Avison Young released its 2Q19 Property Sales Report in July, which showed that overall investment sales volume in New York City declined year-over-year to $14.1 billion in the first half of the year. The report, however, also highlighted opportunities in the office, retail and development sectors that James Nelson was happy to discuss in our interview.

“The office market has performed really, really well,” Nelson said. “Even though the dollar volume was down, the price per square foot on average was actually up 23% in the second quarter in Manhattan, when you compare it to the trailing four quarter average. So that was an increase to an average price of $1,135 per square foot.”

Nelson noted that while the report showed that the price of retail properties dipped slightly to an average $2,006 per square foot in the second quarter, cap rates have reached nearly 6 percent, signaling that retail is due for a comeback.

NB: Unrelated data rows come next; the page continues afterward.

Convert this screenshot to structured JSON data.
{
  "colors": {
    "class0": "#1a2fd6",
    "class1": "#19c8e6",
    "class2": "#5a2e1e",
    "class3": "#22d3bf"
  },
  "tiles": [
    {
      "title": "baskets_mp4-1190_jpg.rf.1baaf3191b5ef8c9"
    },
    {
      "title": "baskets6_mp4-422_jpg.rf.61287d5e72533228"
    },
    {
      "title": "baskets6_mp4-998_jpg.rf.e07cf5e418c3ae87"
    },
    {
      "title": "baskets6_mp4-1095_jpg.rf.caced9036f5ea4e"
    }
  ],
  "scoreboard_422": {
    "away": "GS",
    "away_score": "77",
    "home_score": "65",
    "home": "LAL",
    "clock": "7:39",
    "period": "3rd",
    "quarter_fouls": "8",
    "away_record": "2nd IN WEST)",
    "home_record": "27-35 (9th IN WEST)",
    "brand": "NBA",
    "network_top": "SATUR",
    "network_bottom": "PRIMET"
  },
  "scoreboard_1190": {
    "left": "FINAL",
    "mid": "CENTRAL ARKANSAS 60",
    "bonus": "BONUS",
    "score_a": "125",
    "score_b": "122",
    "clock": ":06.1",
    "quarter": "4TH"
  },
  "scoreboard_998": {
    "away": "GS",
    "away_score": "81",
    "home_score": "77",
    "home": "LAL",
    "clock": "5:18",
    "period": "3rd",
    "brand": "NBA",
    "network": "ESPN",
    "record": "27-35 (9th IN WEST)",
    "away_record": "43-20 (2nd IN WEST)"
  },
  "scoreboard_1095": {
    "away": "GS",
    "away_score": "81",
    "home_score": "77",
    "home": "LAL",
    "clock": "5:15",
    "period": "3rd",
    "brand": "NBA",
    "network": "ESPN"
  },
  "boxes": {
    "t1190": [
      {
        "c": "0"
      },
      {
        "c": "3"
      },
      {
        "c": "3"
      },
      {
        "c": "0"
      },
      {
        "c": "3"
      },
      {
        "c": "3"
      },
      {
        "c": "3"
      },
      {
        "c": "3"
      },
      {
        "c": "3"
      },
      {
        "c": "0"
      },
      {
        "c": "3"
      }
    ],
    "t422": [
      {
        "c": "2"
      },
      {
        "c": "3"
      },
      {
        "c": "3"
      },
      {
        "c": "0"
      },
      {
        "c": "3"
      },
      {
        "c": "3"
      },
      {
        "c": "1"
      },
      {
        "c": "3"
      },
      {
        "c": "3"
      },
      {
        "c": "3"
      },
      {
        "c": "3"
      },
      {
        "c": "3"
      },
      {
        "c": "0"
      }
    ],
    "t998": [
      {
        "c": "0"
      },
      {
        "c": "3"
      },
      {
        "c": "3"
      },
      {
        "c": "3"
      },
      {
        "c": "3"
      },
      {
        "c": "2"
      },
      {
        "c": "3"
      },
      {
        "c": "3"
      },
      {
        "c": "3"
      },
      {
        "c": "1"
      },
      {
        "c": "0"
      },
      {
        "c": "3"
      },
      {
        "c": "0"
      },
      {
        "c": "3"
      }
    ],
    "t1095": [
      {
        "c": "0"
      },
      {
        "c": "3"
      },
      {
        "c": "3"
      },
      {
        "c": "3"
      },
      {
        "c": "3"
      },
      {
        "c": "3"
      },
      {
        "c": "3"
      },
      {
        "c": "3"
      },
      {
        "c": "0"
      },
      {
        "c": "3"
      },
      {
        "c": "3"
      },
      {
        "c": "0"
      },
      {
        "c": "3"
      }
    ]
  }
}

Nelson also believes that there are opportunities in land sales, where he predicts an uptick. The average price rose to $767 per buildable square foot for nine development sales totaling over 200,000 square feet in Manhattan in the second quarter.

“We are seeing an appetite, a renewed interest in some of these asset classes, which will not be a surprise after we talk about what's happening in the multi-family sector,” Nelson said.

In June, New York passed the Housing Stability and Tenant Protection Act of 2019, which eliminated the option of decontrolling apartments and the ability to pass on the full cost of improvements. Nelson went into detail about the new law in Part 1 and Part 2 of the July Nelson Report, where he interviewed four landlord tenant attorneys-- Nick Kamillatos, a Partner at Rosenberg & Estis, Christina Smyth, Founder of Smyth Law, Douglas Heller, Counsel at Herrick Feinstein LLP, and Craig Price, a Partner at Belkin Burden Wenig & Goldman, LLP.

On July 15, the Rent Stabilization Association (RSA) and the Community Housing Improvement Program (CHIP), along with seven individual landlords, filed a federal lawsuit alleging that the law violates the U.S. Constitution; giving owners hope that the regulations may be overturned.

“The market was already sensing that there were dark clouds on the horizon and as a result in the second quarter, (multi-family dollar) volume was down by 23%,” Nelson explained. Average pricing per square foot declined 17% to an average $952 in 2Q19, but cap rates rose to an average 4.2%.

Nelson said investors today are paying more attention to fair-market and 421-a regulatory agreement buildings that are exempt from the new regulations. Nelson’s group is marketing a number of these properties including an eight-building portfolio in Brooklyn launching soon.

“We’ve been big believers in the boroughs,” Nelson said, adding that much of his optimism stems from New York City’s extensive transportation network and the ability to easily commute to Manhattan from the outer boroughs. He also noted that the Opportunity Zone program will continue to drive significant investment into these areas.

New York City’s economic indicators also are positive, in some cases exceeding the national average. “Job growth is the number one driver for the real estate market because when people show up, jobs are created, [employees] need apartments to live in and they need more office space. Despite everything that's happening with the political climate, some of the most successful companies are looking to grow because they know that we have a talented workforce.”

In May, New York City gained 95,000 new private sector jobs, year-over-year. Between 2012 and 2019 the number of jobs in New York City increased by 17% to its current total of over 4.6 million. Total venture capital investment in the New York metro area rose 64.9% in 1Q19 from 1Q18 to $4.46 billion and the Gross City Product increased to 3%, according the 1Q19 NYC Quarterly Economic Update issued by the New York City Comptroller.

Historically, New York City was very dependent on Wall Street and the finance industry to power job growth, but now TAMI companies are moving in and expanding. Google announced a $1 billion, 1.7 million square foot campus at St. John's Terminal and purchased Milk Studios at 450 West 15th Street for $594.5 million and Chelsea Market for close to $2.4 billion. Currently Google has 8,000 employees in New York City and reportedly wants to add 1,000 employees each year.

“That is a number one reason to be bullish about New York,” Nelson said of the increased number of tech jobs in the city, “because that is going to drive the demand that isn't just going to filter through to office, but clearly residential. [Employees are] going to go out, they're going to be shopping, so that's going to benefit retail and ultimately hopefully get our development sales back on track.”